Manuel Casado Velarde, Researcher of the ‘Public Discurs' project of the Institute for Culture and Society
(Re) discover the poetry of each day
Who does not want to be happy? Experience says, however, that not everyone achieves it. We daily find uneasiness, tears, and unhappy existences in our own life and in those of others. This unhappiness amounts to an intimate conflict between, on the one hand, the unlimited plentitude towards which we tend, our yearning for the absolute, for transcendence and lasting fulfillment and, on the other, the shabby reality of everyday life, sown with anxiety, prosaic tasks, misery, and frustration. "Everything, everyday is a lot and ugly," Quevedo wrote. Poetry and prose added to the heap. It is as if in our life there were two selves: the adventurer after the absolute, plenitude, heaven and the slithering cynic, doomed to grubfor any old pleasure. Well, since we have fallen into the mousetrap, we are going to eat the cheese, as Luis Landero would say.
Is there anyway to exit this dilemma? We’ve got piles of escape attempts and false starts. Every day we see them: there are those who absolutize money ("there is no idol that cheapens the human being more than money," as Zeldin writes), health, pleasure, beauty, success. And they burn incense unceasingly on the altar of their idol(s). An absolute yes to something gives way to many other noes, be it to family, friendship, one's own conscience or even God himself. But reality always ends up punishing the fugitive.
Our idols are a good thermometer for our scale of values. Who do we idolize more? Perhaps the highest scorer, the highest earner, the billboard chart topper, the most liked or shared, the most talked about... Those who the market is most eager to leave (often suddenly) in a free fall.
While at other times in history, the dominant culture offered firm foundations on which to raise one's life and social existence, today,this is just so flatly not the case. As Adam Zagajewski has written, we live "in a torn world, in a world where basic life values are shattered," where it is not easy to find and share even a few plausible references.
In this context, it amazes and airs one out to read confessions like those of Christian Bobin: "What I love in a person is not his beauty or his strength or his wit; it is the intelligence of the bond that he has found to tie with life.” Perhaps we should value people who succeed in entangling the prose and poetry of life, the outdated and the transcendent, because, although these people are not normally shining stars, as Thoreau noted, "the hero is usually the simplest and darkest of men."
I like to recall that the road to this achievement, that is, to marrying the earth and sky, was already opened up two thousand years ago when God the Son became flesh, like all of us, in the womb of a young woman in a remote Palestinian village.

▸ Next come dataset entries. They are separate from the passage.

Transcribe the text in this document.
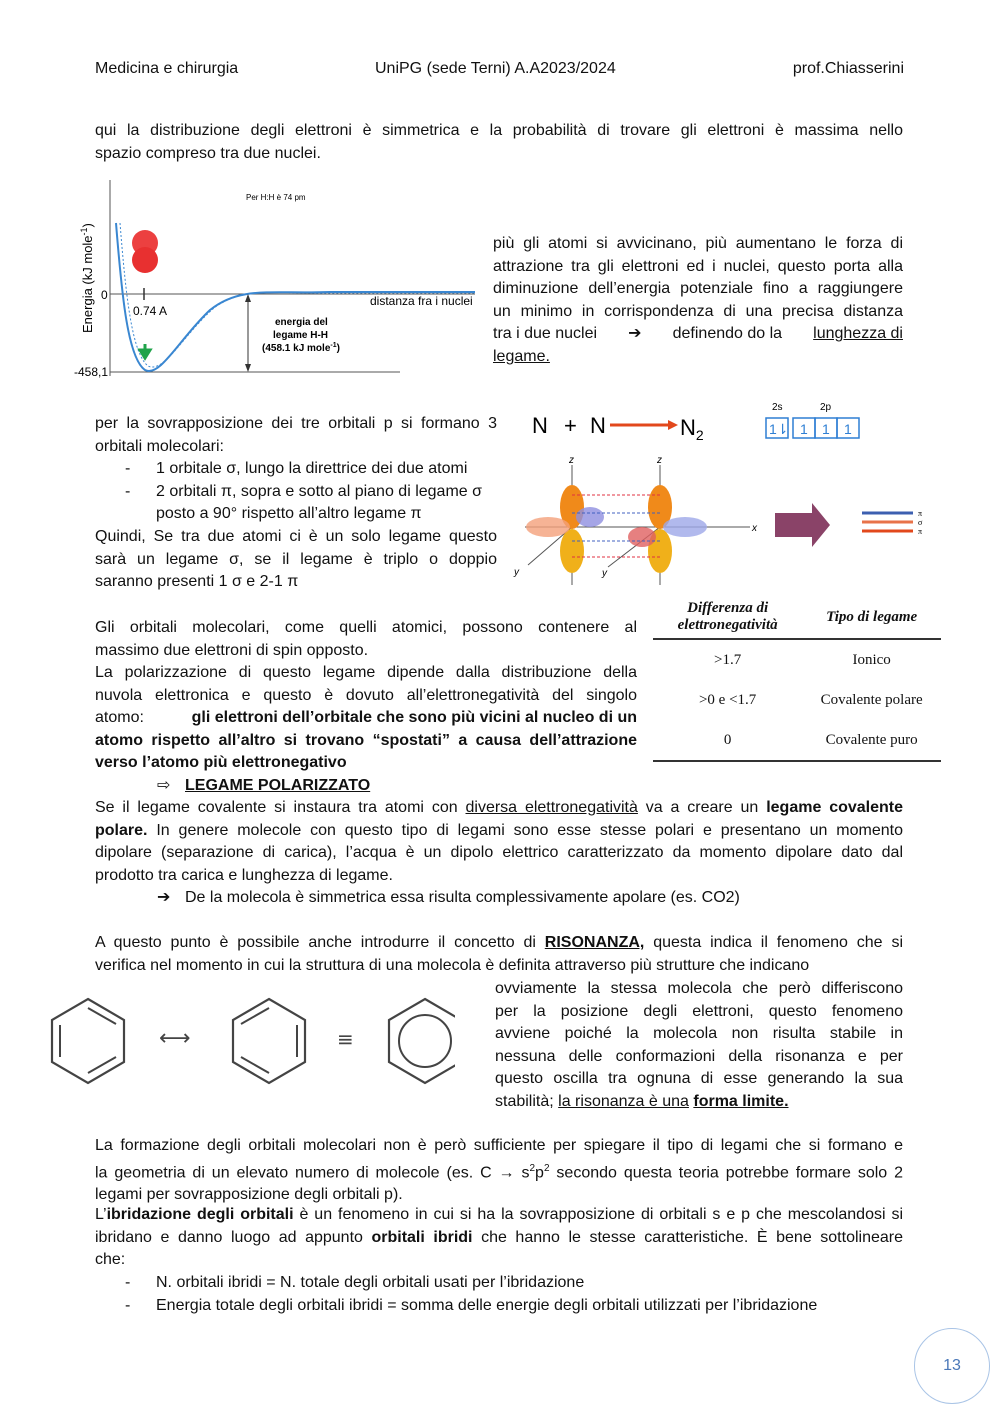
Medicina e chirurgia	UniPG (sede Terni) A.A2023/2024	prof.Chiasserini
qui la distribuzione degli elettroni è simmetrica e la probabilità di trovare gli elettroni è massima nello
spazio compreso tra due nuclei.
Energia (kJ mole$^{-1}$)
Per H:H è 74 pm
0
-458,1
0.74 A
distanza fra i nuclei
energia del
legame H-H
(458.1 kJ mole$^{-1}$)
più gli atomi si avvicinano, più aumentano le forza di
attrazione tra gli elettroni ed i nuclei, questo porta alla
diminuzione dell’energia potenziale fino a raggiungere
un minimo in corrispondenza di una precisa distanza
tra i due nuclei ➔ definendo do la lunghezza di
legame.
per la sovrapposizione dei tre orbitali p si formano 3
orbitali molecolari:
-	1 orbitale σ, lungo la direttrice dei due atomi
-	2 orbitali π, sopra e sotto al piano di legame σ
posto a 90° rispetto all’altro legame π
Quindi, Se tra due atomi ci è un solo legame questo
sarà un legame σ, se il legame è triplo o doppio
saranno presenti 1 σ e 2-1 π
N + N	$N_2$
2s	2p
1⇂ 1 1 1
z	z
x
y	y
π
σ
π
Differenza di
elettronegatività	Tipo di legame
>1.7	Ionico
>0 e <1.7	Covalente polare
0	Covalente puro
Gli orbitali molecolari, come quelli atomici, possono contenere al
massimo due elettroni di spin opposto.
La polarizzazione di questo legame dipende dalla distribuzione della
nuvola elettronica e questo è dovuto all’elettronegatività del singolo
atomo:	gli elettroni dell’orbitale che sono più vicini al nucleo di un
atomo rispetto all’altro si trovano “spostati” a causa dell’attrazione
verso l’atomo più elettronegativo
⇨ LEGAME POLARIZZATO
Se il legame covalente si instaura tra atomi con diversa elettronegatività va a creare un legame covalente
polare. In genere molecole con questo tipo di legami sono esse stesse polari e presentano un momento
dipolare (separazione di carica), l’acqua è un dipolo elettrico caratterizzato da momento dipolare dato dal
prodotto tra carica e lunghezza di legame.
➔ De la molecola è simmetrica essa risulta complessivamente apolare (es. CO2)
A questo punto è possibile anche introdurre il concetto di RISONANZA, questa indica il fenomeno che si
verifica nel momento in cui la struttura di una molecola è definita attraverso più strutture che indicano
⟷	≡
ovviamente la stessa molecola che però differiscono
per la posizione degli elettroni, questo fenomeno
avviene poiché la molecola non risulta stabile in
nessuna delle conformazioni della risonanza e per
questo oscilla tra ognuna di esse generando la sua
stabilità; la risonanza è una forma limite.
La formazione degli orbitali molecolari non è però sufficiente per spiegare il tipo di legami che si formano e
la geometria di un elevato numero di molecole (es. $C \to s^2p^2$ secondo questa teoria potrebbe formare solo 2
legami per sovrapposizione degli orbitali p).
L’ibridazione degli orbitali è un fenomeno in cui si ha la sovrapposizione di orbitali s e p che mescolandosi si
ibridano e danno luogo ad appunto orbitali ibridi che hanno le stesse caratteristiche. È bene sottolineare
che:
-	N. orbitali ibridi = N. totale degli orbitali usati per l’ibridazione
-	Energia totale degli orbitali ibridi = somma delle energie degli orbitali utilizzati per l’ibridazione
13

If we really knew what we are saying when we confess to believe that God became man, there would be a radical shift in our lives, like that of Saul of Tarsus. Since then, the first century of our era, from the moment of the Incarnation, the path has been cleared so that the flesh and the spirit can live in harmony. That is, of course, the harmony achievable “in this valley of tears.”
There is nothing, then, fully human that cannot be amassed with the divine. The most prosaic of things has ceased to be at odds with the most sublime. Saint Paul left it etched in stone, "Whether you eat, drink or do anything else, do everything for the glory of God." This idea fascinated Josemaría Escrivá, who proclaimed that, "on earth, divine paths" have been opened up. I was lucky to be here at the University of Navarra on October 8, 1967, fifty years ago. Perhaps I was not fully aware of the relevance of what that priest said. But neither did the echo of the following words fall on deaf ears: “When a Christian carries out with love the most insignificant everyday action, that action overflows with the transcendence of God. That is why I have told you repeatedly, and hammered away once and again on the idea that the Christian vocation consists of making heroic verse out of the prose of each day. Heaven and earth seem to merge, my sons and daughters, on the horizon. But where they really meet is in your hearts, when you sanctify your everyday lives…”
While the mythical King Midas turned everything he touched into gold, a Christian treasures his unique ability to sprinkle every work of his hands with a bit of light.